Peabody got up from her seat in the corridor. "I finally accessed some data on McRae from Chicago. It's easier to get the scoop on a psycho than a cop."

"Protect your own," Eve mumbled as she strode to the exit door. That was worrying her.

"Yeah, well, our colleague's barely thirty – only had eight years in. He retires on less than ten percent of his full pension. Another two years, he could've doubled that."

"No disability, no mental fatigue, no admin request to resign?"

"None on record. What I can get." The wind slapped Peabody in the face with glee as she stepped outside. "What I can get," she said again once she had her breath back, "is he was a pretty solid cop, worked his way up the ranks, was in line for a standard promotion in less than a year. He had a good percentage rate on closing cases, no shadows on his record, and worked Homicide the last three years."

"Got any personal data – spousal pressure might've pushed him out of the job, money problems, threat of divorce. Maybe he boozed or drugged or gambled."

"It's tougher to get personal data. I have to do the standard request and have cause."

"I'll get it," Eve said, slipping behind the wheel. She thought of Roarke and his skills. And his private office with the unregistered and illegal equipment. "When I have it, you'd be better off not asking how I came by it."

"Came by what?" Peabody asked with an easy smile.

"Exactly. We're taking a little personal time now, Peabody. Call it in. I don't want our next stop on the log."

"Great. Does that mean we're going to hunt up some men and have disgusting, impersonal sex?"

"Aren't you getting enough with Charles?"

Peabody hummed in her throat. "Well, I can say I'm feeling a little looser in certain areas these days. Dispatch," she said into her communicator. "Peabody, Officer Delia, requesting personal time on behalf of Dallas, Lieutenant Eve."

"Received and acknowledged. You are off log."

"Now, about those men," Peabody said comfortably. "Let's make them buy us lunch first."

"I'll buy you lunch, Peabody, but I'm not having sex with you. Now, get your mind off your stomach and your glands, and I'll update you."

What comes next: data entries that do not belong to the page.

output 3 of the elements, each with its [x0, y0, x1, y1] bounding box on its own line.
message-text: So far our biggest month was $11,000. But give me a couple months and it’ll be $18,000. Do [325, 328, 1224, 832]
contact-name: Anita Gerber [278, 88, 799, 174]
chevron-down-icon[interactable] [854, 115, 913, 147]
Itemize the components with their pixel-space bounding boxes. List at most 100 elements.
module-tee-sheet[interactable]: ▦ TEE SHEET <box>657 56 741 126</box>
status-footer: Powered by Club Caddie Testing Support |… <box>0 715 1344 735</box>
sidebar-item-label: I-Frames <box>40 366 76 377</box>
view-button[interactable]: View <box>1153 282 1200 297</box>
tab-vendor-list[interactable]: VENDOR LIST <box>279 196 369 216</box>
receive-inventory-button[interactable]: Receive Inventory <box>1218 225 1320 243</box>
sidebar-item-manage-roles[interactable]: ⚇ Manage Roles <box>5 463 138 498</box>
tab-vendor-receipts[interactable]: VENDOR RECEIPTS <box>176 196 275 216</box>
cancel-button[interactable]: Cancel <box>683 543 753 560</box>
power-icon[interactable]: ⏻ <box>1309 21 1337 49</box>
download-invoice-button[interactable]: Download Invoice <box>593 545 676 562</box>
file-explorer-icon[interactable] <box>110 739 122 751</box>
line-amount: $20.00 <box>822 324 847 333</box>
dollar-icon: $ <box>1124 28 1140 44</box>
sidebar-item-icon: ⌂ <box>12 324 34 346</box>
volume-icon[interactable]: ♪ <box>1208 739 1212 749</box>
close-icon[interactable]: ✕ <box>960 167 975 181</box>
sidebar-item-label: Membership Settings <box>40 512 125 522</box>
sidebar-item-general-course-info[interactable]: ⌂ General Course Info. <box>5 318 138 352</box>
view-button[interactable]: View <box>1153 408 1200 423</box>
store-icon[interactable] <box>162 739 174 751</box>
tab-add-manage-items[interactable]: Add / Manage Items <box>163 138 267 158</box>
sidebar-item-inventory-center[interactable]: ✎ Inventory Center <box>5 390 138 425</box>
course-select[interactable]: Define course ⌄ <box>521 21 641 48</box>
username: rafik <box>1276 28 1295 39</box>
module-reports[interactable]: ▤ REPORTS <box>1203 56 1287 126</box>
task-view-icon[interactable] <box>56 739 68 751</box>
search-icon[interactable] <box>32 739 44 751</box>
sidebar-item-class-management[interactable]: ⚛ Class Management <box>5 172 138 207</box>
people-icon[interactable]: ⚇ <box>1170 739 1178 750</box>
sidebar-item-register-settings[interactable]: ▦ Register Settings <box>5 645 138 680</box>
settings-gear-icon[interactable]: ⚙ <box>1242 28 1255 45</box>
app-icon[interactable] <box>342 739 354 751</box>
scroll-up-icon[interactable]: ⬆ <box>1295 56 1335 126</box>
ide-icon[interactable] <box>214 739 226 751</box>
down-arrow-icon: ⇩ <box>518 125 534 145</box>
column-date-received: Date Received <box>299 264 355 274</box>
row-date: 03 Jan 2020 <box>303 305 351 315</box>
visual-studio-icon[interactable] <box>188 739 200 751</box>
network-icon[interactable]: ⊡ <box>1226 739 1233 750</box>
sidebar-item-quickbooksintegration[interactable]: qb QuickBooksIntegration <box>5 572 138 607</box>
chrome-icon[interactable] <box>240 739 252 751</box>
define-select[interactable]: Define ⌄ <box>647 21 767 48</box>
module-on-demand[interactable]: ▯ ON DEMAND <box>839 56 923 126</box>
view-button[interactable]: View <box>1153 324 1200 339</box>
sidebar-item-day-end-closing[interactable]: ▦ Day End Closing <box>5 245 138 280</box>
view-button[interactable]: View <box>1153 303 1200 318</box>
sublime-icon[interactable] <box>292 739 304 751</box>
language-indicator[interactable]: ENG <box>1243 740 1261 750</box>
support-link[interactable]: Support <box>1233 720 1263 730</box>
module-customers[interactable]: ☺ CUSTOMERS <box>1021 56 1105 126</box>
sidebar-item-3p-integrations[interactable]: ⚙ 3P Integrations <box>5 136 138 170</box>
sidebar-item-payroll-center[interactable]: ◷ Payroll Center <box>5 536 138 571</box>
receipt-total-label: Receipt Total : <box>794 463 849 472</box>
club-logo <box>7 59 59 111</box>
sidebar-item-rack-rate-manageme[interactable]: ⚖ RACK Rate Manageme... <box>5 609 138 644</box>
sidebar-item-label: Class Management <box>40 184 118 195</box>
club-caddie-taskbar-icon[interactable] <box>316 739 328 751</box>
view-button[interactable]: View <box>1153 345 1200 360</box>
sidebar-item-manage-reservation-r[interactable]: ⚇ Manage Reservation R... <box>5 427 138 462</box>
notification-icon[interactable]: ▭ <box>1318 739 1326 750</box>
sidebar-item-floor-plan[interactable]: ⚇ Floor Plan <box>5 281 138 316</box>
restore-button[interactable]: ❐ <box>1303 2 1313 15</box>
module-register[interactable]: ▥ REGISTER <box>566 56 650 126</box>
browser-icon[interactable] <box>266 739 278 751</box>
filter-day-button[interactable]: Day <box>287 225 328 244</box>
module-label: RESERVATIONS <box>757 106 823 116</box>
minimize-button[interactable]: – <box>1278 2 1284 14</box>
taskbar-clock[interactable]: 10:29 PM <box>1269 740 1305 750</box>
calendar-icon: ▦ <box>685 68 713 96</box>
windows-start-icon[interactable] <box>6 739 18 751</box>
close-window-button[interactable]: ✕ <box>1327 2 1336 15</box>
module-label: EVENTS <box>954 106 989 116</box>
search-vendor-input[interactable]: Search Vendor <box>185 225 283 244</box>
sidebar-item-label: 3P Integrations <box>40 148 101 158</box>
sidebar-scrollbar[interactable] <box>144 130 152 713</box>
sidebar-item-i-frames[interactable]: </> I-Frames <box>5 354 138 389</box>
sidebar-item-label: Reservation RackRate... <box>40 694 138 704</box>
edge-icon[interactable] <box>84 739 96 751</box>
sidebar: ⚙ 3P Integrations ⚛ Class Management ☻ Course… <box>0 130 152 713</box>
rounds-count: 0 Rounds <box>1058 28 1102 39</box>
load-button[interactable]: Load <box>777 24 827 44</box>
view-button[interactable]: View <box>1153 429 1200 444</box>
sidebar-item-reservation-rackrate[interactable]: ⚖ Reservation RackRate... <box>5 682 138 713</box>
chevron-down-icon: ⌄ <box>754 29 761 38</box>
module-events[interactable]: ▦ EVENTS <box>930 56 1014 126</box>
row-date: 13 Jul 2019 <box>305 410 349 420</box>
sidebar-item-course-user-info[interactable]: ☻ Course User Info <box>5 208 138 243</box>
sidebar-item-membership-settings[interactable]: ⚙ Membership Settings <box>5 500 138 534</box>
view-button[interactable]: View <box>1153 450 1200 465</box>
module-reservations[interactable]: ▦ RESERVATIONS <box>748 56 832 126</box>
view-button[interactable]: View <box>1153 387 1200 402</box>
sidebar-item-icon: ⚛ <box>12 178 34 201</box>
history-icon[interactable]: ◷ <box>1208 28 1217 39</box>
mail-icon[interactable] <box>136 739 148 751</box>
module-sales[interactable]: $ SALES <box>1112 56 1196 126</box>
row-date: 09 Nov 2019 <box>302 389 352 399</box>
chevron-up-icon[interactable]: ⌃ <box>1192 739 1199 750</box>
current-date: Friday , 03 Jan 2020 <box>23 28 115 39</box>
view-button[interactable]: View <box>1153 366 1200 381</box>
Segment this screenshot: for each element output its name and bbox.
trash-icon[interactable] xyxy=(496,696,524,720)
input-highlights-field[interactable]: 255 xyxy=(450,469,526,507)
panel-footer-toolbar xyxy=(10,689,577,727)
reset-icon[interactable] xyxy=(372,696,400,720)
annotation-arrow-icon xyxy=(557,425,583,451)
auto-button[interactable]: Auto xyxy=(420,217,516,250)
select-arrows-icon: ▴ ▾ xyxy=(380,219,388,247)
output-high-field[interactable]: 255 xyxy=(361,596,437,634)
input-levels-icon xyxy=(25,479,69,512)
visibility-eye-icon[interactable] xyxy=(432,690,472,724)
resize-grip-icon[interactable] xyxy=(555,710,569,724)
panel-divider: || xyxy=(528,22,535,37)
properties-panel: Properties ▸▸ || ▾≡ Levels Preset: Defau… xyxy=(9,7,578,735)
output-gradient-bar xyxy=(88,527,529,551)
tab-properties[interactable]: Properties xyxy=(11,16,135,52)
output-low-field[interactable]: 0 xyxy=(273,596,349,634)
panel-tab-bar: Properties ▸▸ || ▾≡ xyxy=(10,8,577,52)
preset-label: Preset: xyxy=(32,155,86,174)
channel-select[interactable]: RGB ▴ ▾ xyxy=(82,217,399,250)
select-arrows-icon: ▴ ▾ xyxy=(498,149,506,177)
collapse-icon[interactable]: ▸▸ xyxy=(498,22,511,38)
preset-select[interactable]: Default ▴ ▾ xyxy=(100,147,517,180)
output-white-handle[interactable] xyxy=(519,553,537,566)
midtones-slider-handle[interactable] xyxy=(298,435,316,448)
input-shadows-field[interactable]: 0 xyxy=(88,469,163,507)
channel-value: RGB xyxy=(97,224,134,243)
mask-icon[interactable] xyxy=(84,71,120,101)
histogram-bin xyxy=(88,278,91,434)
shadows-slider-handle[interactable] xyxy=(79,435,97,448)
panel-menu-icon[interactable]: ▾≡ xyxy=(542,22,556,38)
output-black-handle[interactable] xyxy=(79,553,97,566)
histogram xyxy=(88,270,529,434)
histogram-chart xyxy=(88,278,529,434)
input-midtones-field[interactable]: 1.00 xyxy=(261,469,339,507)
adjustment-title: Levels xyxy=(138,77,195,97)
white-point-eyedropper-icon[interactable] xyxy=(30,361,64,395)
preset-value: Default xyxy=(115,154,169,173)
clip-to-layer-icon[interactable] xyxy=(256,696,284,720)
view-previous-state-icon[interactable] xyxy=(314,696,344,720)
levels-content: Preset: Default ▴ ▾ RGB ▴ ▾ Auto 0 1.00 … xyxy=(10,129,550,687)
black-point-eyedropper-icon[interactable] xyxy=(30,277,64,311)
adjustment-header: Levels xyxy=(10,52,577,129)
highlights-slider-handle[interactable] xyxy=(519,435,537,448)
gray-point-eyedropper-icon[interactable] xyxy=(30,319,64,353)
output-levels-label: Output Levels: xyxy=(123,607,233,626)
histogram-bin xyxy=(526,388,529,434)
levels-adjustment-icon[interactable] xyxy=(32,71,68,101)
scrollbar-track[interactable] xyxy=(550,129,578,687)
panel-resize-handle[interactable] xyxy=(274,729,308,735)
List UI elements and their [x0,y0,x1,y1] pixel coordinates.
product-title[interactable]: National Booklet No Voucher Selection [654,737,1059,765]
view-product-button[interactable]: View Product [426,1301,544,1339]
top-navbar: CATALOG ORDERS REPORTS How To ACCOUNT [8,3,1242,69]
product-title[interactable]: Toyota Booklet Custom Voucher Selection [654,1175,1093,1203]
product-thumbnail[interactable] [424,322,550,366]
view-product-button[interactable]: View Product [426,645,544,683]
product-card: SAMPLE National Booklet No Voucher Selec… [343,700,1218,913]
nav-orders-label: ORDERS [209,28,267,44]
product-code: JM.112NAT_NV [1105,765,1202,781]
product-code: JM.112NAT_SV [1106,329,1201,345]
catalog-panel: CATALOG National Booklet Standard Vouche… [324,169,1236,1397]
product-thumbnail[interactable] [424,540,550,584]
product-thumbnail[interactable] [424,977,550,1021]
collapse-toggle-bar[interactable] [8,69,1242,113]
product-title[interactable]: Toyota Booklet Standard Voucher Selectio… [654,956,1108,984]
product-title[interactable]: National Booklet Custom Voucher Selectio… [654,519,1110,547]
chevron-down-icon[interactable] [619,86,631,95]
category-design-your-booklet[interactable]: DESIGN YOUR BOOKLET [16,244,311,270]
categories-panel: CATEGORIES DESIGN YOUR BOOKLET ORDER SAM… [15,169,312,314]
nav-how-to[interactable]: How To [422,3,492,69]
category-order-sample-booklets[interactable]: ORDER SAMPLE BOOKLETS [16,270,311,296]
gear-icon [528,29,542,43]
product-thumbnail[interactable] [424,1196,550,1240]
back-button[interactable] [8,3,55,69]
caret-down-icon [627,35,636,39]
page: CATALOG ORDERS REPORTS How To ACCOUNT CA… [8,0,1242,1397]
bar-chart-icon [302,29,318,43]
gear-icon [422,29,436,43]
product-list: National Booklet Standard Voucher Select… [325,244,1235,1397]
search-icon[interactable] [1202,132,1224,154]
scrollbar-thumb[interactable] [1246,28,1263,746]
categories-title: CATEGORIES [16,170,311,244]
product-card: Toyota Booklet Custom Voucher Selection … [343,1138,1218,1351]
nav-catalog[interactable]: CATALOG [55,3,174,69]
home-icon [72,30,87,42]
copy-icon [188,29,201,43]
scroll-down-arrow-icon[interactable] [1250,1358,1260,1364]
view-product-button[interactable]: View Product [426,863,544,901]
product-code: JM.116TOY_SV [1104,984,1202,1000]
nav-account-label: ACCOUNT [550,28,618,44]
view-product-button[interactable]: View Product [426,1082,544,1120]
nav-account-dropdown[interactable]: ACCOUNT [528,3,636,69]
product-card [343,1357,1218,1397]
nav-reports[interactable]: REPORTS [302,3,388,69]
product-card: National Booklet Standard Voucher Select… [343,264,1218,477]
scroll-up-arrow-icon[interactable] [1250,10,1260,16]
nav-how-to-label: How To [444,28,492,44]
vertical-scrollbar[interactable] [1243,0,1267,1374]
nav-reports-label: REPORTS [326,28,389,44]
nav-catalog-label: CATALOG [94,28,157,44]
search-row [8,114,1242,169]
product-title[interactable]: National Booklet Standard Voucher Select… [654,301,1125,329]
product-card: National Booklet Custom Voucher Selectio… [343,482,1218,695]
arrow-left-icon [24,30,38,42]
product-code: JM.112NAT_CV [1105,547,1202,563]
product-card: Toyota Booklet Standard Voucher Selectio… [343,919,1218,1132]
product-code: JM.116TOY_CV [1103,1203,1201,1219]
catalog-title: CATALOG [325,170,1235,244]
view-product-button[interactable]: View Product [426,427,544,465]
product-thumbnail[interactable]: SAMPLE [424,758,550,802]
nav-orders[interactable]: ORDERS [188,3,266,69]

By the time Eve pulled up in front of the Canal Street Clinic, Peabody's eyes were sober. "You think this goes deep, a lot deeper than a handful of dead street sleepers and LCs."

"I think we start making a safe copy of all reports and data, and we keep certain areas of investigation quiet."

She caught sight of a sleepy-eyed brewhead loitering in the doorway and jabbed a finger at him. "You have enough brain cells left to earn a twenty?"

"Yeah." His bloodshot eyes brightened. "For what?"

"My car's in the same shape it is now when I come out, you get twenty."

"Good deal." He hunkered down with his bottle and stared at her car like a cat at a mousehole.